Sooner State Party Hopes to Qualify for Oklahoma Ballot

The Sooner State Party, a party organized in just the state of Oklahoma, is hoping to qualify for party status this year.  It needs 34,599 valid signatures by February 28.  If it qualifies, it will be the first time that any third party that is not nationally organized will have been on the Oklahoma ballot.

The only other ballot-qualified third parties in Oklahoma history (since statehood in 1907) have been Prohibition, Socialist, Progressive, Farmer-Labor, American, Libertarian, Reform, and Americans Elect.  Also the New Alliance Party in 1988 had presidential ballot status but not ballot access for other offices.

Third parties that were qualified in many states, but never qualified in Oklahoma, in the last fifty years, have been Constitution, Green, Natural Law, and No Labels.  The reason Oklahoma has had so few minor parties has been its severe ballot access laws.

The Sooner State Party is centrist.  Here is a news story about the party.  Thanks to Independent Political Report for the link.
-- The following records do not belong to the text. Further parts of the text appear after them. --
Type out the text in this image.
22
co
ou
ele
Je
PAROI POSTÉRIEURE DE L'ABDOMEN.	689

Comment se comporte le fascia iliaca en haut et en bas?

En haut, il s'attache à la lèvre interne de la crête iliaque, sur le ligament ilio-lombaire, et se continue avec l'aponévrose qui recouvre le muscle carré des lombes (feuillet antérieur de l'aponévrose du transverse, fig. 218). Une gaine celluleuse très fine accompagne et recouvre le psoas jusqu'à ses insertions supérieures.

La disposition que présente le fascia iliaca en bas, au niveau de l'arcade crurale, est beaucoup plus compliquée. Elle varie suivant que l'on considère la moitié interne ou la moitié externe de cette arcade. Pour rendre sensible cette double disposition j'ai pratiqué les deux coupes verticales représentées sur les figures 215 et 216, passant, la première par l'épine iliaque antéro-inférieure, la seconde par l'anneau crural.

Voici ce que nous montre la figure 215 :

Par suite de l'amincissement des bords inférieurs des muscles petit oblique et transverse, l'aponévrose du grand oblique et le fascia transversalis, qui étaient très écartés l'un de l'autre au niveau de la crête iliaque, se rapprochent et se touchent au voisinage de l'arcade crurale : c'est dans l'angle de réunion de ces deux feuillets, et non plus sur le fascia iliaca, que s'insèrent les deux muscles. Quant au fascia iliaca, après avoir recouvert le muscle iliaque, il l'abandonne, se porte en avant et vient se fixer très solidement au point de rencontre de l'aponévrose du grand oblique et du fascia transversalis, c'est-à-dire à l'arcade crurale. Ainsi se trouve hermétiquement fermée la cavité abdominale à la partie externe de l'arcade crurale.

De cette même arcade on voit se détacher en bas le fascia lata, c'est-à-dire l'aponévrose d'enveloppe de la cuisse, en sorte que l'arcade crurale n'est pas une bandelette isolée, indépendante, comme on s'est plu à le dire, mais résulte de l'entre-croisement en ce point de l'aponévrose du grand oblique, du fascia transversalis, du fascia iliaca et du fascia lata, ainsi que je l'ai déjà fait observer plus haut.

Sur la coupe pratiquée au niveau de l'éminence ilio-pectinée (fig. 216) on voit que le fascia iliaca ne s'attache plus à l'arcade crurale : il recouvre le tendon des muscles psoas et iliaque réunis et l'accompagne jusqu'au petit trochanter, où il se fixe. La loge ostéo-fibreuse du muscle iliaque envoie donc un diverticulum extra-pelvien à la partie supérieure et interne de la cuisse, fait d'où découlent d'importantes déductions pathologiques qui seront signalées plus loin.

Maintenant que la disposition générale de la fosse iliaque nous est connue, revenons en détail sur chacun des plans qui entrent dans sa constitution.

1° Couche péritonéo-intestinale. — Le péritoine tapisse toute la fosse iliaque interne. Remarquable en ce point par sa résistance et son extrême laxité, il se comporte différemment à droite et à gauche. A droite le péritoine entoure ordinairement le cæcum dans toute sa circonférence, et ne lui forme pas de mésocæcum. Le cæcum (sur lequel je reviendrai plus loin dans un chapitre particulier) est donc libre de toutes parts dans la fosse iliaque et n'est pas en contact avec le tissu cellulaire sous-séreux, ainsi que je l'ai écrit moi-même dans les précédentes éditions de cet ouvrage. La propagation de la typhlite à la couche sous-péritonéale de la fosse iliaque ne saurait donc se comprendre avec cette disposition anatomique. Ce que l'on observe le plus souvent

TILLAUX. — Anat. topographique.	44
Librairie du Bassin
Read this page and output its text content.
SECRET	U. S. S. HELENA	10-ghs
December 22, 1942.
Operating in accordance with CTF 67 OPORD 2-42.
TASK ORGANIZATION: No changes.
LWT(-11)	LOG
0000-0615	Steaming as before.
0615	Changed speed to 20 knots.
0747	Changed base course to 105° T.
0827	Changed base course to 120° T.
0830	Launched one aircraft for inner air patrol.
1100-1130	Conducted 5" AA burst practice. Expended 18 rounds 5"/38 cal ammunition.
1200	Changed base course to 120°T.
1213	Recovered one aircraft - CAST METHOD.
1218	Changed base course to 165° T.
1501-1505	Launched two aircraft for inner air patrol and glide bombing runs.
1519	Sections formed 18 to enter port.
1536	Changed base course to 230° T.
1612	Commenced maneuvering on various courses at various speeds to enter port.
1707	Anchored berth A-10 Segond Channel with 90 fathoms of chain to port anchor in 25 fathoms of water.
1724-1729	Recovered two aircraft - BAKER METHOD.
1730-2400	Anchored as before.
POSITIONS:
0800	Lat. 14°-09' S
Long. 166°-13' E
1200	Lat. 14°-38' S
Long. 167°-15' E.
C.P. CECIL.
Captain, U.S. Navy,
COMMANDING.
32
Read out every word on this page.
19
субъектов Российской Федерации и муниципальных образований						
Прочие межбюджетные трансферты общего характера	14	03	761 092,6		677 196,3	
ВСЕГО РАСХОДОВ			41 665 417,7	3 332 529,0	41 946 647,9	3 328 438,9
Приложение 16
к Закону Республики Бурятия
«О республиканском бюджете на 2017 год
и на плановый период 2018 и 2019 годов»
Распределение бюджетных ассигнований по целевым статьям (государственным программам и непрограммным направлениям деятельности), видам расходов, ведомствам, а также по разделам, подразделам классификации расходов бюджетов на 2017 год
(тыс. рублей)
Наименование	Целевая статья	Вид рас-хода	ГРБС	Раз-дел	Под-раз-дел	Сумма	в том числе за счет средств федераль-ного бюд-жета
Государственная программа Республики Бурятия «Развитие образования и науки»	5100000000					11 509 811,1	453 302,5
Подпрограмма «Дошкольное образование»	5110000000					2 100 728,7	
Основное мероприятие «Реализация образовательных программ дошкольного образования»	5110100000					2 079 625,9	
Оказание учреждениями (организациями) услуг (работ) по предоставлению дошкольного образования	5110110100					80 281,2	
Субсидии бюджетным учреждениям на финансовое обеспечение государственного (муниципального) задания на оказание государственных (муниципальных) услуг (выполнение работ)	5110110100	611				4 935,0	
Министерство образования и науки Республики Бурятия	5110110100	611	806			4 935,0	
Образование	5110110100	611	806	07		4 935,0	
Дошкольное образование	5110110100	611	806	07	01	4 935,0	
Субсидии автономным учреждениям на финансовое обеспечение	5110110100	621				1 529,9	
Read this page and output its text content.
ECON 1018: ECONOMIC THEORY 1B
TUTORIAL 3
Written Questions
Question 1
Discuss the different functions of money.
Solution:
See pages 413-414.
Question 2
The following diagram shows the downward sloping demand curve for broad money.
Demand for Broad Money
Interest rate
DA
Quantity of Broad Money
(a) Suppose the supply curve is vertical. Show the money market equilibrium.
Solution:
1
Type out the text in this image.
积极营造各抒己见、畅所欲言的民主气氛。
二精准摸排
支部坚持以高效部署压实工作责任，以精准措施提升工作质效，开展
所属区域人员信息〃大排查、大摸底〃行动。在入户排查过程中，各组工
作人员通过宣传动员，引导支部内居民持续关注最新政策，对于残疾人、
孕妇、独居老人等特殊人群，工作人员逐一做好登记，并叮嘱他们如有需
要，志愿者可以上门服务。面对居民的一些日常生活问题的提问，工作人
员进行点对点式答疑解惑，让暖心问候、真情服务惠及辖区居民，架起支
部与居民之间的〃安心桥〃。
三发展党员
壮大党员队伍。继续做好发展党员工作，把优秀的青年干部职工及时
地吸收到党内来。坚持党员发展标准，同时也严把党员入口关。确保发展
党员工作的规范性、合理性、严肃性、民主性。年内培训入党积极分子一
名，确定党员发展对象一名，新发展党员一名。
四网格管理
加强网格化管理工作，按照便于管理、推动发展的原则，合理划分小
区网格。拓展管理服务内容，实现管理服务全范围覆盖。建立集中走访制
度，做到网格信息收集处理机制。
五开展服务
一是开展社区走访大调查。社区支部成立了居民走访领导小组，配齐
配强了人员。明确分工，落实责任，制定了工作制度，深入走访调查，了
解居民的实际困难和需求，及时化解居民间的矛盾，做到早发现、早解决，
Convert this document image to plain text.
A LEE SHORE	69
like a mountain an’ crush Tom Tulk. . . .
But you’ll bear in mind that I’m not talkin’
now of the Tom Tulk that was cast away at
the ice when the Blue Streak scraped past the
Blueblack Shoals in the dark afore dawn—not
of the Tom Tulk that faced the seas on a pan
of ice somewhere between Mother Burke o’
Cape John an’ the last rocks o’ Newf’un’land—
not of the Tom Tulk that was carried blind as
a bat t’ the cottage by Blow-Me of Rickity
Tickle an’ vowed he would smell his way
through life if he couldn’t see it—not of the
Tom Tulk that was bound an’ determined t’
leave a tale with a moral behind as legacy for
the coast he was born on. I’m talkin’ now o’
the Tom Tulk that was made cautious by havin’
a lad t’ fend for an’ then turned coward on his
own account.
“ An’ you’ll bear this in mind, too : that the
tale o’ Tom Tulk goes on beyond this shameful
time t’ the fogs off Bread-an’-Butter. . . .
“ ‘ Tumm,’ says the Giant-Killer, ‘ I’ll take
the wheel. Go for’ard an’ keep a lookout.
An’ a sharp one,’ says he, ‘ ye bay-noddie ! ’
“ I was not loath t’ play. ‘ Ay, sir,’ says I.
If the party fails to obtain enough valid signatures by the February 28 deadline, it is possible it could win a lawsuit against the early petition deadline.  Oklahoma is in the Tenth Circuit.  The Tenth Circuit said in 1988 in Rainbow Coalition v Oklahoma State Election Board that the old May 31 petition deadline is constitutional.  However, the Tenth Circuit also suggested in Populist Party v Herschler, another 1988 case, that the Wyoming petition deadline of June 1 is likely unconstitutional.  Oklahoma would defend its February 28 deadline by saying that the deadline is needed to give new parties their own primary.  However, courts have said in decisions from Arkansas, Ohio, Tennessee, Nebraska, South Dakota, Idaho, and Nevada that early deadlines for new parties cannot be justified by any so-called state interest in putting new parties in primaries.  Instead the states can provide that new parties nominate by convention, thus eliminating the need for an early petition deadline.


Comments

Sooner State Party Hopes to Qualify for Oklahoma Ballot — 4 Comments

  1. There has been some confused reporting in local media on this effort, putting forth the idea that voters affiliated as independent could be candidates of the new party which is not the case. If Sooner State does get the required signatures they may open their primaries to unaffiliated voters, but there would only be a short window of time between the party being announced as officially recognized and the beginning of the blackout period for party registration changes on April 1st. As I recall, when the OKLP was recognized in 2016 that time period was about 11 days. Any potential Sooner State candidate who misses that window will not be able to run under the new party’s banner.
    A centrist party, comparatively lacking in strong ideological stances, with a narrow window for required but not widely understood administrative steps to be a candidate and not possessing a significant base of voter support is likely to have very view candidates. Alternative parties in Oklahoma do not often have primaries and those that do occur are usually manufactured by the party as a means of promotion or to obtain legal standing, the OKLP has done this several times since the 90s. To my knowledge the only genuinely contested alternative party primary since at least 1972 was the 2018 Libertarian gubernatorial primary. Independent candidates do not face primaries in Oklahoma, they go directly to the general election ballot.
    There have also been some concerns brought up about the main organizer behind this Sooner State Party effort. I don’t know anything first-hand about that but if a person wanted to run a grift it’s a plausible way to go about it. The number of signatures that supposedly has been collected is higher than I would think based on what little I’ve heard about petitioning activity and if accurate still lower than what would make success more likely than not since there is no national organization to back a final push. We’ll see what happens but I would not be shocked if come the end of March we’re left wondering about this deal.

  2. They have an ideological stance which they falsely portray as centrist as a form of propaganda. The notion that it’s centrist is not backed up by election results. They simply declared their views to be at the center.

    Similar to No Lube, American Select, etc.